D. Medical and Vocational Experts¶ 22. Adney contends that Kettering should have hired an expert to conduct an independent medical examination of Gronquist. Kettering testified at deposition that he decided not to hire an expert based on the facts of the case and his experience with similar personal injury actions. He reviewed Gronquist’s medical records, and there was no dispute that Gronquist suffered catastrophic injuries due to the collision with Adney.[4] Kettering decided that one more medical expert testifying as to the severity of Gronquist’s injuries would serve only to bolster the case against Adney.

¶ 23. In support of his assertions, Adney offered the testimony of two legal experts who disagreed with Kettering’s decision. However, the experts merely expressed a different opinion from Kettering’s. As indicated, we conclude that Kettering exercised his judgment in good faith when he decided not to employ an independent medical examiner for the defense, and Adney did not raise a genuine issue of material fact to preclude summary judgment in favor of Kettering on the negligence issue. Moreover, Adney failed to show what an independent medical examiner’s testimony would have accomplished that would have decreased Adney’s liability or the judgment against him.

IV. Conclusion¶ 24. We conclude, as a matter of law, on the undisputed facts, that judgmental immunity covers Kettering’s strategy for Adney’s defense. Moreover, Adney failed to present sufficient evidence to create genuine issues of material fact and preclude summary judgment in favor of Kettering on whether he was negligent by not pursuing a seat belt defense and not hiring medical or vocational experts.
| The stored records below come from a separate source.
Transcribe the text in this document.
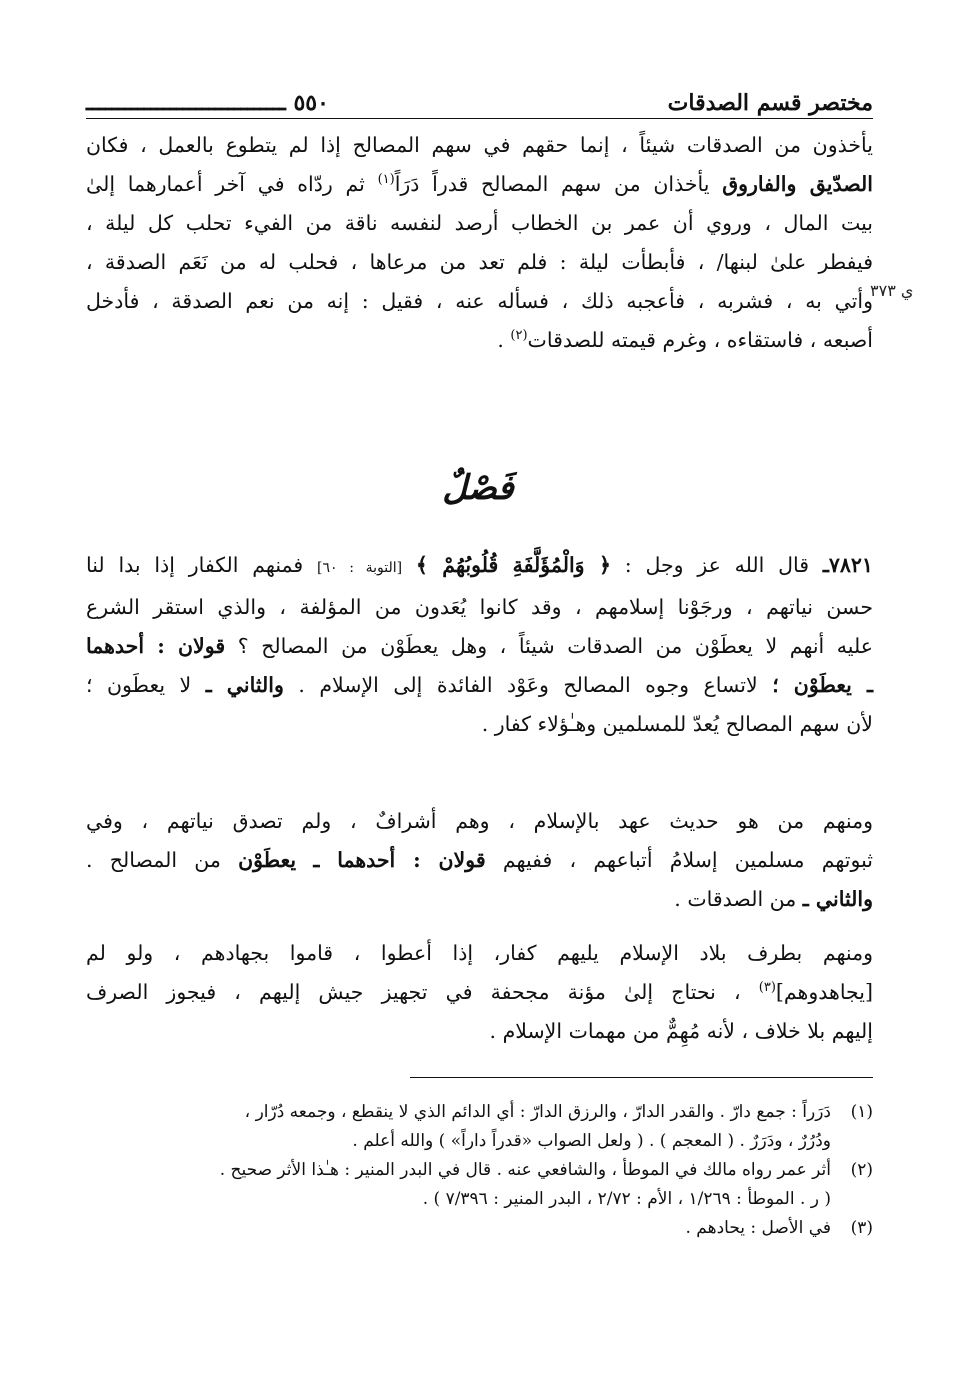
مختصر قسم الصدقات
٥٥٠ ـــــــــــــــــــــــــــــــ
ي ٣٧٣
يأخذون من الصدقات شيئاً ، إنما حقهم في سهم المصالح إذا لم يتطوع بالعمل ، فكان
الصدّيق والفاروق يأخذان من سهم المصالح قدراً دَرَاً$^{(١)}$ ثم ردّاه في آخر أعمارهما إلىٰ
بيت المال ، وروي أن عمر بن الخطاب أرصد لنفسه ناقة من الفيء تحلب كل ليلة ،
فيفطر علىٰ لبنها/ ، فأبطأت ليلة : فلم تعد من مرعاها ، فحلب له من نَعَم الصدقة ،
وأتي به ، فشربه ، فأعجبه ذلك ، فسأله عنه ، فقيل : إنه من نعم الصدقة ، فأدخل
أصبعه ، فاستقاءه ، وغرم قيمته للصدقات$^{(٢)}$ .
فَصْلٌ
٧٨٢١ـ قال الله عز وجل : ﴿ وَالْمُؤَلَّفَةِ قُلُوبُهُمْ ﴾ [التوبة : ٦٠] فمنهم الكفار إذا بدا لنا
حسن نياتهم ، ورجَوْنا إسلامهم ، وقد كانوا يُعَدون من المؤلفة ، والذي استقر الشرع
عليه أنهم لا يعطَوْن من الصدقات شيئاً ، وهل يعطَوْن من المصالح ؟ قولان : أحدهما
ـ يعطَوْن ؛ لاتساع وجوه المصالح وعَوْد الفائدة إلى الإسلام . والثاني ـ لا يعطَون ؛
لأن سهم المصالح يُعدّ للمسلمين وهـٰؤلاء كفار .
ومنهم من هو حديث عهد بالإسلام ، وهم أشرافٌ ، ولم تصدق نياتهم ، وفي
ثبوتهم مسلمين إسلامُ أتباعهم ، ففيهم قولان : أحدهما ـ يعطَوْن من المصالح .
والثاني ـ من الصدقات .
ومنهم بطرف بلاد الإسلام يليهم كفار، إذا أعطوا ، قاموا بجهادهم ، ولو لم
[يجاهدوهم]$^{(٣)}$ ، نحتاج إلىٰ مؤنة مجحفة في تجهيز جيش إليهم ، فيجوز الصرف
إليهم بلا خلاف ، لأنه مُهِمٌّ من مهمات الإسلام .
(١)
دَرَراً : جمع دارّ . والقدر الدارّ ، والرزق الدارّ : أي الدائم الذي لا ينقطع ، وجمعه دُرّار ،
ودُرُرٌ ، ودَرَرٌ . ( المعجم ) . ( ولعل الصواب «قدراً داراً» ) والله أعلم .
(٢)
أثر عمر رواه مالك في الموطأ ، والشافعي عنه . قال في البدر المنير : هـٰذا الأثر صحيح .
( ر . الموطأ : ١/٢٦٩ ، الأم : ٢/٧٢ ، البدر المنير : ٧/٣٩٦ ) .
(٣)
في الأصل : يحادهم .
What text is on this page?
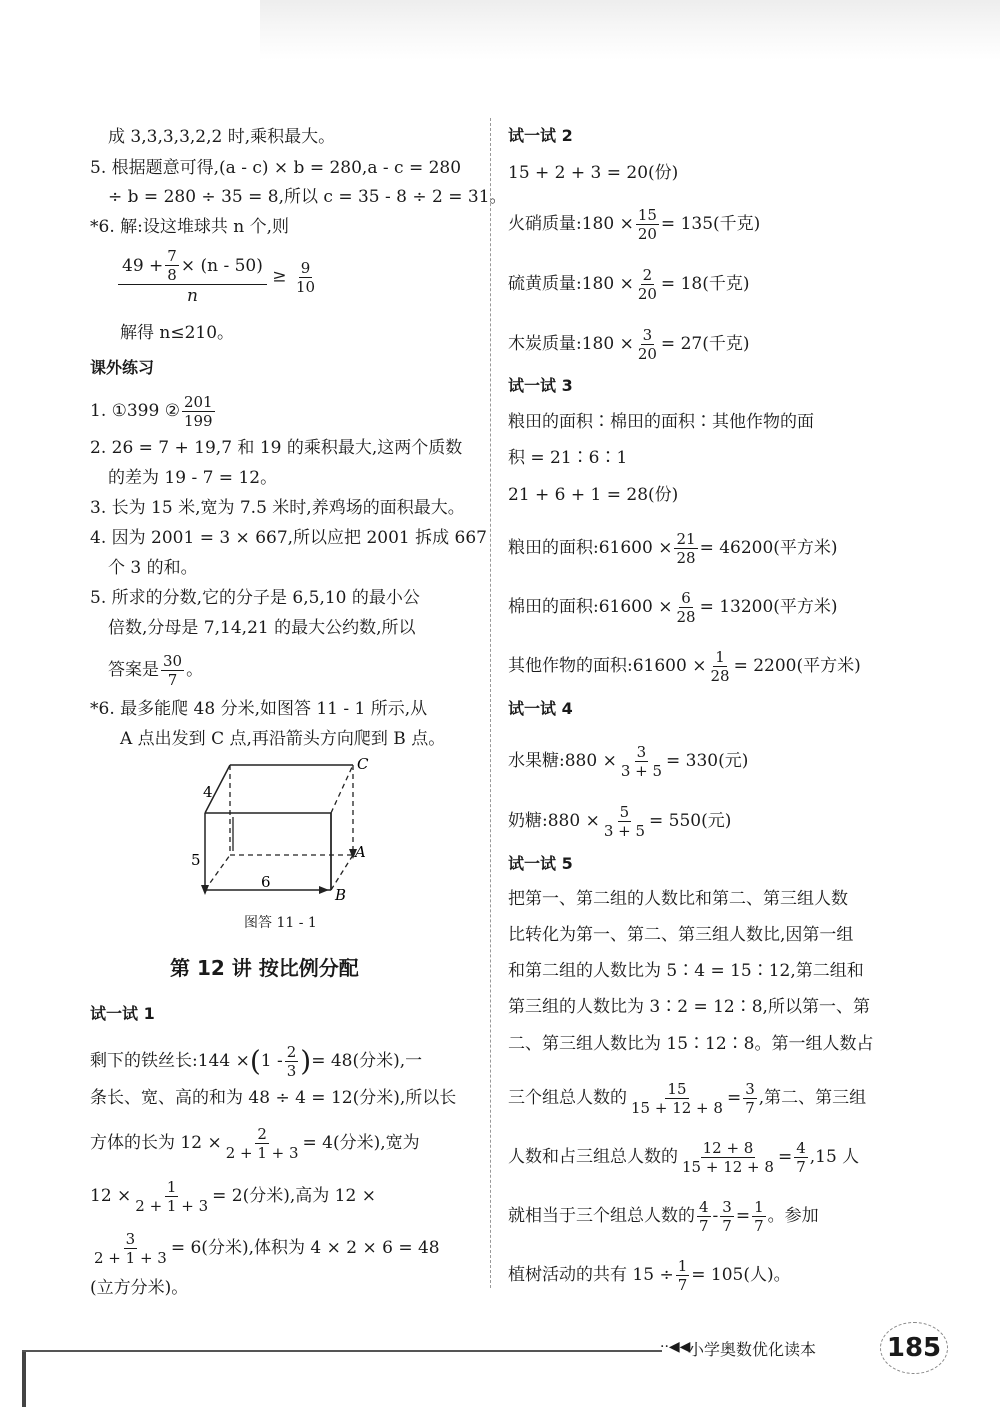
成 3,3,3,3,2,2 时,乘积最大。
5. 根据题意可得,(a - c) × b = 280,a - c = 280
÷ b = 280 ÷ 35 = 8,所以 c = 35 - 8 ÷ 2 = 31。
*6. 解:设这堆球共 n 个,则
$\frac{49 + \frac{7}{8} \times (n - 50)}{n} \ge \frac{9}{10}$
解得 n≤210。
课外练习
1. ①399 ② $\frac{201}{199}$
2. 26 = 7 + 19,7 和 19 的乘积最大,这两个质数
的差为 19 - 7 = 12。
3. 长为 15 米,宽为 7.5 米时,养鸡场的面积最大。
4. 因为 2001 = 3 × 667,所以应把 2001 拆成 667
个 3 的和。
5. 所求的分数,它的分子是 6,5,10 的最小公
倍数,分母是 7,14,21 的最大公约数,所以
答案是 $\frac{30}{7}$ 。
*6. 最多能爬 48 分米,如图答 11 - 1 所示,从
A 点出发到 C 点,再沿箭头方向爬到 B 点。
C
A
B
4
5
6
图答 11 - 1
第 12 讲 按比例分配
试一试 1
剩下的铁丝长:144 $\times(1 - \frac{2}{3}$ )= 48(分米),一
条长、宽、高的和为 48 ÷ 4 = 12(分米),所以长
方体的长为 $12 \times \frac{2}{2 + 1 + 3} = 4$(分米),宽为
$12 \times \frac{1}{2 + 1 + 3} = 2$(分米),高为 12 ×
$\frac{3}{2 + 1 + 3} = 6$(分米),体积为 4 × 2 × 6 = 48
(立方分米)。
试一试 2
15 + 2 + 3 = 20(份)
火硝质量:180 × $\frac{15}{20} = 135$(千克)
硫黄质量:180 × $\frac{2}{20} = 18$(千克)
木炭质量:180 × $\frac{3}{20} = 27$(千克)
试一试 3
粮田的面积∶棉田的面积∶其他作物的面
积 = 21∶6∶1
21 + 6 + 1 = 28(份)
粮田的面积:61600 × $\frac{21}{28} = 46200$(平方米)
棉田的面积:61600 × $\frac{6}{28} = 13200$(平方米)
其他作物的面积:61600 × $\frac{1}{28} = 2200$(平方米)
试一试 4
水果糖:880 × $\frac{3}{3 + 5} = 330$(元)
奶糖:880 × $\frac{5}{3 + 5} = 550$(元)
试一试 5
把第一、第二组的人数比和第二、第三组人数
比转化为第一、第二、第三组人数比,因第一组
和第二组的人数比为 5∶4 = 15∶12,第二组和
第三组的人数比为 3∶2 = 12∶8,所以第一、第
二、第三组人数比为 15∶12∶8。第一组人数占
三个组总人数的 $\frac{15}{15 + 12 + 8} = \frac{3}{7}$ ,第二、第三组
人数和占三组总人数的 $\frac{12 + 8}{15 + 12 + 8} = \frac{4}{7} ,15$ 人
就相当于三个组总人数的 $\frac{4}{7} - \frac{3}{7} = \frac{1}{7}$ 。参加
植树活动的共有 $15 \div \frac{1}{7} = 105$(人)。
··◀◀
小学奥数优化读本	185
As a matter of law, Kettering did not violate the standard of care he owed Adney. We therefore affirm the trial court’s judgment.

By the Court. — Judgment affirmed.

[1] Because of our resolution of this case, we need not address Adney’s actual damages and public policy arguments. See Sweet v. Berge, 113 Wis.2d 61, 67, 334 N.W.2d 559 (Ct.App. 1993). Additionally, Adney argues for the first time on appeal that Kettering’s trial performance and failure to conduct further investigation constituted negligent representation. Our resolution of the case precludes our consideration of these arguments, but they also would not be considered because they are raised for the first time on appeal. See id.
[2] Adney did not file a reply brief. As a result, he made no attempt to dispute Kettering’s judgmental immunity argument or distinguish this case from Kettering’s interpretation of Helmbrecht v. St. Paul Ins. Co., 122 Wis.2d 94, 362 N.W.2d 118 (1985).
[3] Kettering was aware that independent evaluations of Gronquist’s injuries performed in connection with his claim for worker’s compensation merely reinforced the seriousness and debilitating nature of the injuries.
[4] Adney concedes that Gronquist would have been awarded several million dollars, even in the absence of Kettering’s alleged negligence.